Q: How do I compare two angles in different units?

A: You can find the common denominator, convert both fractions to have the common denominator, and compare the numerators.

Q: What is the common denominator for degrees and radians?

A: The common denominator for degrees and radians is 1.

Q: How do I find the common denominator for two fractions?

A: You can find the common denominator by finding the least common multiple (LCM) of the two denominators.

Q: What is the least common multiple (LCM) of two numbers?

A: The least common multiple (LCM) of two numbers is the smallest number that is a multiple of both numbers.

Q: How do I find the LCM of two numbers?

A: You can find the LCM of two numbers by listing the multiples of each number and finding the smallest number that appears in both lists.

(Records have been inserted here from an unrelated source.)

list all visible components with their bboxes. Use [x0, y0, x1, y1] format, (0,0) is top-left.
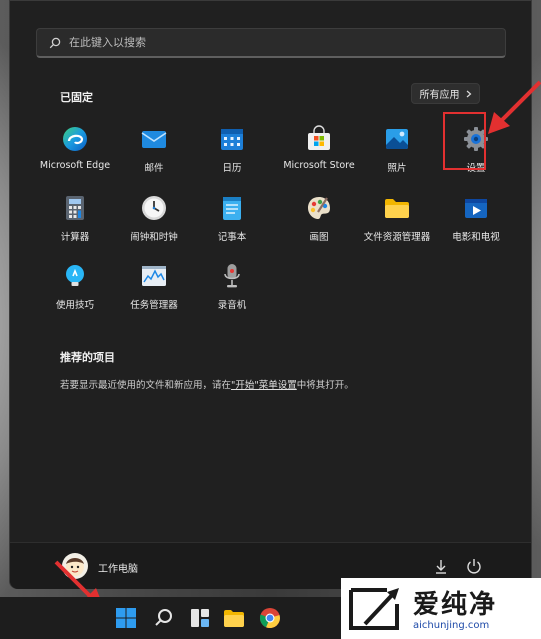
- search-input[interactable]: [69, 36, 469, 49]
- chevron-right-icon: [466, 90, 471, 97]
- recommended-text: 若要显示最近使用的文件和新应用，请在: [60, 380, 232, 391]
- app-label: 日历: [222, 163, 242, 174]
- arrow-to-settings-icon: [488, 80, 541, 134]
- app-label: 录音机: [217, 300, 247, 311]
- taskbar-search-icon[interactable]: [152, 606, 176, 630]
- movies-icon: [465, 199, 487, 218]
- chrome-icon[interactable]: [258, 606, 282, 630]
- recorder-icon: [224, 264, 240, 288]
- app-label: 电影和电视: [452, 232, 500, 243]
- start-menu: 已固定 所有应用 Microsoft Edge 邮件 日历: [9, 0, 532, 589]
- app-tile-edge[interactable]: Microsoft Edge: [34, 123, 116, 179]
- app-tile-file-explorer[interactable]: 文件资源管理器: [356, 192, 438, 248]
- app-tile-tips[interactable]: 使用技巧: [34, 260, 116, 316]
- watermark-brand: 爱纯净: [413, 590, 498, 620]
- notepad-icon: [223, 197, 241, 220]
- app-label: 闹钟和时钟: [130, 232, 178, 243]
- clock-icon: [142, 196, 166, 220]
- edge-icon: [63, 127, 87, 151]
- app-label: Microsoft Edge: [39, 160, 111, 171]
- store-icon: [308, 125, 330, 150]
- app-label: 记事本: [217, 232, 247, 243]
- recommended-message: 若要显示最近使用的文件和新应用，请在"开始"菜单设置中将其打开。: [60, 377, 354, 391]
- paint-icon: [308, 197, 330, 219]
- app-label: 照片: [387, 163, 407, 174]
- app-tile-recorder[interactable]: 录音机: [191, 260, 273, 316]
- recommended-text-end: 中将其打开。: [296, 380, 354, 391]
- tips-icon: [66, 265, 84, 286]
- settings-highlight-box: [443, 112, 486, 170]
- app-label: 画图: [309, 232, 329, 243]
- watermark: 爱纯净 aichunjing.com: [341, 578, 541, 639]
- app-tile-store[interactable]: Microsoft Store: [278, 123, 360, 179]
- power-icon[interactable]: [465, 557, 483, 575]
- app-tile-clock[interactable]: 闹钟和时钟: [113, 192, 195, 248]
- search-box[interactable]: [36, 28, 506, 58]
- watermark-url: aichunjing.com: [413, 620, 490, 631]
- search-icon: [49, 37, 61, 48]
- photos-icon: [386, 129, 408, 149]
- app-tile-paint[interactable]: 画图: [278, 192, 360, 248]
- file-explorer-taskbar-icon[interactable]: [222, 606, 246, 630]
- app-tile-photos[interactable]: 照片: [356, 123, 438, 179]
- app-label: 使用技巧: [55, 300, 94, 311]
- task-view-icon[interactable]: [188, 606, 212, 630]
- task-manager-icon: [142, 266, 166, 286]
- mail-icon: [141, 131, 167, 148]
- app-tile-calendar[interactable]: 日历: [191, 123, 273, 179]
- calculator-icon: [66, 196, 84, 220]
- windows-start-icon[interactable]: [114, 606, 138, 630]
- app-label: Microsoft Store: [283, 160, 355, 171]
- app-label: 计算器: [60, 232, 90, 243]
- app-tile-movies[interactable]: 电影和电视: [435, 192, 517, 248]
- start-settings-link[interactable]: "开始"菜单设置: [231, 380, 297, 391]
- app-tile-notepad[interactable]: 记事本: [191, 192, 273, 248]
- recommended-title: 推荐的项目: [60, 351, 115, 364]
- calendar-icon: [221, 129, 243, 150]
- all-apps-label: 所有应用: [419, 90, 460, 101]
- folder-icon: [385, 199, 409, 218]
- app-tile-mail[interactable]: 邮件: [113, 123, 195, 179]
- app-tile-calculator[interactable]: 计算器: [34, 192, 116, 248]
- app-label: 文件资源管理器: [363, 232, 431, 243]
- watermark-logo-icon: [349, 588, 399, 630]
- downloads-icon[interactable]: [432, 557, 450, 575]
- app-tile-task-manager[interactable]: 任务管理器: [113, 260, 195, 316]
- app-label: 任务管理器: [130, 300, 178, 311]
- pinned-title: 已固定: [60, 91, 93, 104]
- app-label: 邮件: [144, 163, 164, 174]
- all-apps-button[interactable]: 所有应用: [411, 83, 480, 104]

Q: What is the relationship between the LCM and the GCD?

A: The relationship between the LCM and the GCD (greatest common divisor) is that the product of the LCM and the GCD is equal to the product of the two numbers.

Q: How do I find the GCD of two numbers?

A: You can find the GCD of two numbers by listing the factors of each number and finding the largest factor that appears in both lists.

Q: What is the relationship between the GCD and the LCM?

A: The relationship between the GCD and the LCM is that the product of the GCD and the LCM is equal to the product of the two numbers.

Conclusion

In this article, we answered some frequently asked questions about angles in degrees and radians. We explained the difference between degrees and radians, how to convert between the two units, and how to compare two angles in different units. We also discussed the relationship between the least common multiple (LCM) and the greatest common divisor (GCD). We hope that this article has been helpful in answering your questions about angles in degrees and radians.

Key Takeaways

• Degrees and radians are two different units of measurement for angles.
• To convert degrees to radians, use the formula: $\text{radians} = \text{degrees} \times \frac{\pi}{180}$
• To convert radians to degrees, use the formula: $\text{degrees} = \text{radians} \times \frac{180}{\pi}$
• To compare two angles in different units, find the common denominator, convert both fractions to have the common denominator, and compare the numerators.
• The relationship between the LCM and the GCD is that the product of the LCM and the GCD is equal to the product of the two numbers.
• The relationship between the GCD and the LCM is that the product of the GCD and the LCM is equal to the product of the two numbers.